The downturn in the global smartphone market is likely to persist through this year, according to Tokyo-based Sony Group Corp., the world's top provider of image sensors for handheld devices.
"We are not optimistic about the smartphone market outlook this year," Sony president and COO Hiroki Totoki told analysts during an earnings call on Friday.
"In China, handset inventories in distribution channels increased in March, and we expect prices of low-end and midrange image sensors will fall a lot due to piled-up inventories by competitors," Totoki said.
Sony has a direct view of device inventories and demand as a top supplier to the world's largest smartphone makers, which means it can easily forecast industry trends. Totoki said oversupply concerns would pressure handset makers through the second half of this year.
Totoki expects softness in premium handsets in the US market, a high degree of uncertainty in China, and a slowdown in Europe.
He noted Sony increased its share of the global smartphone image sensor market to 51%, up from 44% last year.
In a separate report, data from the International Data Corporation (IDC) Worldwide Quarterly Mobile Phone Tracker showed global smartphone shipments fell 14.6% year over year to 268.6 million units in the first quarter of 2023. This is the seventh consecutive quarter of declines as the market sours due to mounting macroeconomic headwinds, inflation, and sliding demand.
"The industry is going through a period of inventory clearing and adjustment.

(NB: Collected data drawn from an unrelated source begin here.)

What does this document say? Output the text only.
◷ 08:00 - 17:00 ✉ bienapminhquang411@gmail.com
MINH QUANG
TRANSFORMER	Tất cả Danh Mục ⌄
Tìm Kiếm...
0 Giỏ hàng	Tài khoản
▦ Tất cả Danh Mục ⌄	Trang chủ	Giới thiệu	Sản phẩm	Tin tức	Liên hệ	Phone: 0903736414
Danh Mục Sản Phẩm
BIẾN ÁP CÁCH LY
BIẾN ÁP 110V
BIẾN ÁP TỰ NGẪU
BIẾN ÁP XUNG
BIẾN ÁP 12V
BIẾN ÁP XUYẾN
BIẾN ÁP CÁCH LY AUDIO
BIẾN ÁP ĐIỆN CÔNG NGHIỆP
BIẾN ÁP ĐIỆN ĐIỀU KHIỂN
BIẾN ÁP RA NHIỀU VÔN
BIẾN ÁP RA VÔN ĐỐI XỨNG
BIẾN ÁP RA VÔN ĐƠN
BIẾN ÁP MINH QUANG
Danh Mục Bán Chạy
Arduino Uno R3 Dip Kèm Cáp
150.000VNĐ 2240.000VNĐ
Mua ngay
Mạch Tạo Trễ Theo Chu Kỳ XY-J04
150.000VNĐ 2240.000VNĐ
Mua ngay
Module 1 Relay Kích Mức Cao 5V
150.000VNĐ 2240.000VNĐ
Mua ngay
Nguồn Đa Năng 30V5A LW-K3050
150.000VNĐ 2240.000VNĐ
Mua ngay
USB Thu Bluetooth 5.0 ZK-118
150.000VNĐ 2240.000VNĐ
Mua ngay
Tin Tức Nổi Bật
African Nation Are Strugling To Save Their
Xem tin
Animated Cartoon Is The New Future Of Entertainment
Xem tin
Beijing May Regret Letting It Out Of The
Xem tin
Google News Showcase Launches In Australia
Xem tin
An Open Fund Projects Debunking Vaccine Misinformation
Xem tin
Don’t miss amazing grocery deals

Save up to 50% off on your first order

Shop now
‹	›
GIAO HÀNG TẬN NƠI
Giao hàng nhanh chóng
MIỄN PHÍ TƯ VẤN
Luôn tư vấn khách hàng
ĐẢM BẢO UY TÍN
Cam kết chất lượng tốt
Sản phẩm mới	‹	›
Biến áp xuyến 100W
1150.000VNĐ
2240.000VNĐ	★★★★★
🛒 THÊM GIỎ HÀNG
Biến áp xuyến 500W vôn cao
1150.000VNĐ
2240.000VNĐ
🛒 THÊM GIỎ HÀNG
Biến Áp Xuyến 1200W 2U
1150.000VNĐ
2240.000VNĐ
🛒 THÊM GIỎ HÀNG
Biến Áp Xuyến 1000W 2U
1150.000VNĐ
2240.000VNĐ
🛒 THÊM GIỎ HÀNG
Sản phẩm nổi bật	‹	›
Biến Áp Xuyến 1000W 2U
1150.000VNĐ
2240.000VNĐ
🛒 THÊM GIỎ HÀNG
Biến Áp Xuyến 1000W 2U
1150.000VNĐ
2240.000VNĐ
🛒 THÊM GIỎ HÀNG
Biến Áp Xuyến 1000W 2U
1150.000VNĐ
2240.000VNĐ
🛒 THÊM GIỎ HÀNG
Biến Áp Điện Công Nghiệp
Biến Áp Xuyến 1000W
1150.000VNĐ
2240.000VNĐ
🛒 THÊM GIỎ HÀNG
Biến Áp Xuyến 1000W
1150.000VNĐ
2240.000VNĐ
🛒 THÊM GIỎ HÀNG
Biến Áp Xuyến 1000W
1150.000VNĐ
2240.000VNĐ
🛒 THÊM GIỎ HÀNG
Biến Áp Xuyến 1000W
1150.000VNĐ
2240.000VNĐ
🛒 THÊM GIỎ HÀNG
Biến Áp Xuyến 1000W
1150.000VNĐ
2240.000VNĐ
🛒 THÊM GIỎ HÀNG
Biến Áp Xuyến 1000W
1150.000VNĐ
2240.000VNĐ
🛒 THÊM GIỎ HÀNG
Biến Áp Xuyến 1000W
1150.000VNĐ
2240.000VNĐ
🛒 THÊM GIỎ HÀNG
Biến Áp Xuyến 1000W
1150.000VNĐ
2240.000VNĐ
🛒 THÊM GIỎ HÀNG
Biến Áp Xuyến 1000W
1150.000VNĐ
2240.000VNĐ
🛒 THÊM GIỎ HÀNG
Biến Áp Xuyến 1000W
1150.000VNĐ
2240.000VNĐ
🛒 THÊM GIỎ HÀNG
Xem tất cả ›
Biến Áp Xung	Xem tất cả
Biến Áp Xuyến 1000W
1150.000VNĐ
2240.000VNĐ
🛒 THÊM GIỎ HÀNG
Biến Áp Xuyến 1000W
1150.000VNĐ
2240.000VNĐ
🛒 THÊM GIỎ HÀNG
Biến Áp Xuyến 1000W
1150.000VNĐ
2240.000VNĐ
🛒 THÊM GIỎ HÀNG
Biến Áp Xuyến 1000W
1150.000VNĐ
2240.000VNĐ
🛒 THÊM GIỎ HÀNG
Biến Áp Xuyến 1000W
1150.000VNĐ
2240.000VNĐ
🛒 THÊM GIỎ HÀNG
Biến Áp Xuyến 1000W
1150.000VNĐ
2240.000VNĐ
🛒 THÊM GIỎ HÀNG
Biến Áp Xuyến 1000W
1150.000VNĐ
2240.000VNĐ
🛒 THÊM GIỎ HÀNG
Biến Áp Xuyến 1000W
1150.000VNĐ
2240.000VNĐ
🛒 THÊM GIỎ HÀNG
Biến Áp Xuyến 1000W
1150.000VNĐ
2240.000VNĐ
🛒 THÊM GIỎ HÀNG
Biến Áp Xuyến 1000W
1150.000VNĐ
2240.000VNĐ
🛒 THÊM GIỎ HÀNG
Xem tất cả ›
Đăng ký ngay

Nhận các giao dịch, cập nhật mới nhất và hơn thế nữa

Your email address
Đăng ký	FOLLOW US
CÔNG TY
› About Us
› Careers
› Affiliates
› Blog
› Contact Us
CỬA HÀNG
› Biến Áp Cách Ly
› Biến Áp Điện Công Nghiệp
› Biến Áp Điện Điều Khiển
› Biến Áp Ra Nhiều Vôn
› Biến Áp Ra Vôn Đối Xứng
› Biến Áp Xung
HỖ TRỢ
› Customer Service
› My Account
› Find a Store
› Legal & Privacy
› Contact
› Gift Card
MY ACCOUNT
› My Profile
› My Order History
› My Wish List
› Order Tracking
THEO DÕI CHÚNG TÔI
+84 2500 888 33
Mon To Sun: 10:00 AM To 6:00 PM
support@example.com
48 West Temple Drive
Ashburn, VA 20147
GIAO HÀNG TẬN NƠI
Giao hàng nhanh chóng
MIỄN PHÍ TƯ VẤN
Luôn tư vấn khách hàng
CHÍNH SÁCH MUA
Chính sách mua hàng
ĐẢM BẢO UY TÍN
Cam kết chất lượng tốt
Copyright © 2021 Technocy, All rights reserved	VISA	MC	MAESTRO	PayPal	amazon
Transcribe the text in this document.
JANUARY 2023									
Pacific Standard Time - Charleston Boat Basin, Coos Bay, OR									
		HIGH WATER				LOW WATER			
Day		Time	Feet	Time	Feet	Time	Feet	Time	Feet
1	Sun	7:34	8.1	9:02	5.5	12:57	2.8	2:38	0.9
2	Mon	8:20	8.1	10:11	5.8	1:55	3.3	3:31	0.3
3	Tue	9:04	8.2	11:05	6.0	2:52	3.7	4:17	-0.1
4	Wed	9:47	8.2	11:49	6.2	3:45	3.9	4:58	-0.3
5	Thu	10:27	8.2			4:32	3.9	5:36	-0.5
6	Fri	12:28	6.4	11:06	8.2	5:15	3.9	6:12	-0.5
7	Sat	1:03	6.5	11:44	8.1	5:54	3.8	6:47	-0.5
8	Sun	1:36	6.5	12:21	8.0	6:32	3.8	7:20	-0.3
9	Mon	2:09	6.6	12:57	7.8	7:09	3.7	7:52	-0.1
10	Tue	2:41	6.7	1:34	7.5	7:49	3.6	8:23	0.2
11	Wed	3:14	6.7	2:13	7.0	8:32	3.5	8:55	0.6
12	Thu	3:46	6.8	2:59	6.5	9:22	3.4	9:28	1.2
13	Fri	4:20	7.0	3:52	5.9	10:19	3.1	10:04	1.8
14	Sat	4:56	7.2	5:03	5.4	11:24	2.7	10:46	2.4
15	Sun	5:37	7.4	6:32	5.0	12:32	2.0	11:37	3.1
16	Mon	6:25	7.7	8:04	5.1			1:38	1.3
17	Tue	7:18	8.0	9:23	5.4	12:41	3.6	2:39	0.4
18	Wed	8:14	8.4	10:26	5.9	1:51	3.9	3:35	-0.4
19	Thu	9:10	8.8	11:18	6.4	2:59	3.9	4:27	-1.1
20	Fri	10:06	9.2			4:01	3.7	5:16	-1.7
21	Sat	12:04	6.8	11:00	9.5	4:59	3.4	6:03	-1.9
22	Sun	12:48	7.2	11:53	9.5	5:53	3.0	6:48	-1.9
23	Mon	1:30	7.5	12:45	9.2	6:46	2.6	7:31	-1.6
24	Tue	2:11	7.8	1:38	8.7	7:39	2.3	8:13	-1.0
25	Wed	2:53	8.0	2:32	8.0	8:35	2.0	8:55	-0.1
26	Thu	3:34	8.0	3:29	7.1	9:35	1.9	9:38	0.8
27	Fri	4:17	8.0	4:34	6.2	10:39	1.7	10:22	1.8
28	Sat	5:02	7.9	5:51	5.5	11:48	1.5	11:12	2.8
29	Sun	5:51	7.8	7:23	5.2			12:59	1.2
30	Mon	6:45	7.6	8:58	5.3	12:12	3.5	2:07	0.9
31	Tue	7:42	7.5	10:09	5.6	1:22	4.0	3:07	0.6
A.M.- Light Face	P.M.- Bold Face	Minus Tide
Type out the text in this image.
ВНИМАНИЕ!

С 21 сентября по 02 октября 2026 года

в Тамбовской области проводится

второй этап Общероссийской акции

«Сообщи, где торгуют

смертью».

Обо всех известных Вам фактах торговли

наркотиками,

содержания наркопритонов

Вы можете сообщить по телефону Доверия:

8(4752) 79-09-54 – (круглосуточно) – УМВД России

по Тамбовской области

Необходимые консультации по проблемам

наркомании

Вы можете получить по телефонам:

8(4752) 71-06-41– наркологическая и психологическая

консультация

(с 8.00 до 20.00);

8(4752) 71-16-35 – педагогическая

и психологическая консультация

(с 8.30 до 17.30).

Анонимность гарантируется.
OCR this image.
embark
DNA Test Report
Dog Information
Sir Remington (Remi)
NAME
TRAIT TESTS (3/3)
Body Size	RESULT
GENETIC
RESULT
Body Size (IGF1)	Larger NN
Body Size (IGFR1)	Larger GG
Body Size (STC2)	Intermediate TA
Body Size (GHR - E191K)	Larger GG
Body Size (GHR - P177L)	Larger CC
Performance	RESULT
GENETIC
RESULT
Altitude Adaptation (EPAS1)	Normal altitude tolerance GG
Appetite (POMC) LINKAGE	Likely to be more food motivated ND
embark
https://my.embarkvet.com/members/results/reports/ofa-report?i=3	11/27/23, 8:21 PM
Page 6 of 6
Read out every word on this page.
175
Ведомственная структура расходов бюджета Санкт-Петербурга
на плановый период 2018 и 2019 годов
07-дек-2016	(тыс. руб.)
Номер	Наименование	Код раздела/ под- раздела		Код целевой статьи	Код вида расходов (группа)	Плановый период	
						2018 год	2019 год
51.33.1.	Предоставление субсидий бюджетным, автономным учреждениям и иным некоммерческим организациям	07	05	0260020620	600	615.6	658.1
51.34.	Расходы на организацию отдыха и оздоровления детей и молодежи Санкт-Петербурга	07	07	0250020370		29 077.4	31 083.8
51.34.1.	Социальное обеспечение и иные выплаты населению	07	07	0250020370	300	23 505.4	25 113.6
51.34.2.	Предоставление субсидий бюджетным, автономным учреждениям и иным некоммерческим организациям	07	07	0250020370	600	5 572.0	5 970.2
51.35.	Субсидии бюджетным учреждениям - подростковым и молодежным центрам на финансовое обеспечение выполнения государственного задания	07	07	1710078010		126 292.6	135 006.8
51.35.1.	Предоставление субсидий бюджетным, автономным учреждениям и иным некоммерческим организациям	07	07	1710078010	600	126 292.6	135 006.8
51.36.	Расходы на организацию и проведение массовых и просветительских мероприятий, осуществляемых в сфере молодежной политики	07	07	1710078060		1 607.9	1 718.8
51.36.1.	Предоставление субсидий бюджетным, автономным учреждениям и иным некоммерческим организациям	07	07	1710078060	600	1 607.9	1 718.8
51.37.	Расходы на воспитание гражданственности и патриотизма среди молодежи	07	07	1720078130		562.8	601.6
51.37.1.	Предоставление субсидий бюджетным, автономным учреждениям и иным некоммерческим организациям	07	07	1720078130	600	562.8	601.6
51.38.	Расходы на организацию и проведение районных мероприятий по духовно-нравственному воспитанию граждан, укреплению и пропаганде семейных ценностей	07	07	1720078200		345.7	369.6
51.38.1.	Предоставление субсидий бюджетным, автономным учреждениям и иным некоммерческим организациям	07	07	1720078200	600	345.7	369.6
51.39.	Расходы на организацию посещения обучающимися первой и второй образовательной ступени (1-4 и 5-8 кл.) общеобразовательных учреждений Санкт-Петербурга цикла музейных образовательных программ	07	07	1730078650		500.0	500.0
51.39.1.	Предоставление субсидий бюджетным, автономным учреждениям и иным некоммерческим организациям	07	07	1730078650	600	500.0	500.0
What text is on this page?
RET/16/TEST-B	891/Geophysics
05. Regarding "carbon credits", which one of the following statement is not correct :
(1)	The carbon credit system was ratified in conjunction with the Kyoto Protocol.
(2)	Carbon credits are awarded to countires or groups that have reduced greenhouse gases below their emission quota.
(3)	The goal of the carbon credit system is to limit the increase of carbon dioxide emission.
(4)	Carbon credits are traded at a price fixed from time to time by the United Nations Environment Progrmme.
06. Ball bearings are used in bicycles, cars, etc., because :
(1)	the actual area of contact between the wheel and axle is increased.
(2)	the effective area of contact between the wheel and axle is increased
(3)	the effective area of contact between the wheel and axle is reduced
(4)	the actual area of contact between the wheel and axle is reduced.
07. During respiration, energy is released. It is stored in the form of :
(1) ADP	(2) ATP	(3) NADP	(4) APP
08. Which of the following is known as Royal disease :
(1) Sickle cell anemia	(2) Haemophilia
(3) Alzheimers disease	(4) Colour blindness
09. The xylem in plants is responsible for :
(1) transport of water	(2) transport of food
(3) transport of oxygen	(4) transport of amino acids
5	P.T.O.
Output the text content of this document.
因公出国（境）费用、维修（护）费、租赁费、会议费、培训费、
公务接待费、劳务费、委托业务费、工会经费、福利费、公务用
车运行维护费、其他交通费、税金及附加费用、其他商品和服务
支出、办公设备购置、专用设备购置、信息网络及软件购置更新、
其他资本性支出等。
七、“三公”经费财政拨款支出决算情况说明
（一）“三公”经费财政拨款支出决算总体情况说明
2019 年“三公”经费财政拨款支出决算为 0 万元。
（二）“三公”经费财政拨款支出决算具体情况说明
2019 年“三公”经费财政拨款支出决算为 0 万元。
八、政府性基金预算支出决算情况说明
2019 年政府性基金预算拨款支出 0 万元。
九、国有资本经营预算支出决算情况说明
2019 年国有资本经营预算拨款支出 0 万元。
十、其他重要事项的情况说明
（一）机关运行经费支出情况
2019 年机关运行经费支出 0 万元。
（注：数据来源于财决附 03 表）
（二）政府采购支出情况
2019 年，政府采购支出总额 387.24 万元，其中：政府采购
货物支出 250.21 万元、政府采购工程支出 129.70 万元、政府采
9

Market players remain cautious deploying a conservative approach rather than dumping more stock into channel to chase temporary gains in share. I think is the smart thing to do if we want to avoid an unhealthy situation like 2022.
"While we are optimistic about recovery by the end of the year, we still have a tough 3-6 months ahead. Everyone is anxious about exactly when the tide will turn and wants to be first to ride the wave of recovery. However, it's a tricky situation. Anyone who jumps in too soon will drown in excess inventory. Now more than ever, it's important to keep a close pulse of market. Barring unforeseen elements, IDC expects the market to cross into positive territory in the third quarter and see healthy double-digit growth by the holiday quarter," said Nabila Popal, research director with IDC's Worldwide Tracker team.
Concerns about recession may be pushing demand lower for pricy smartphones and other electronics among consumers.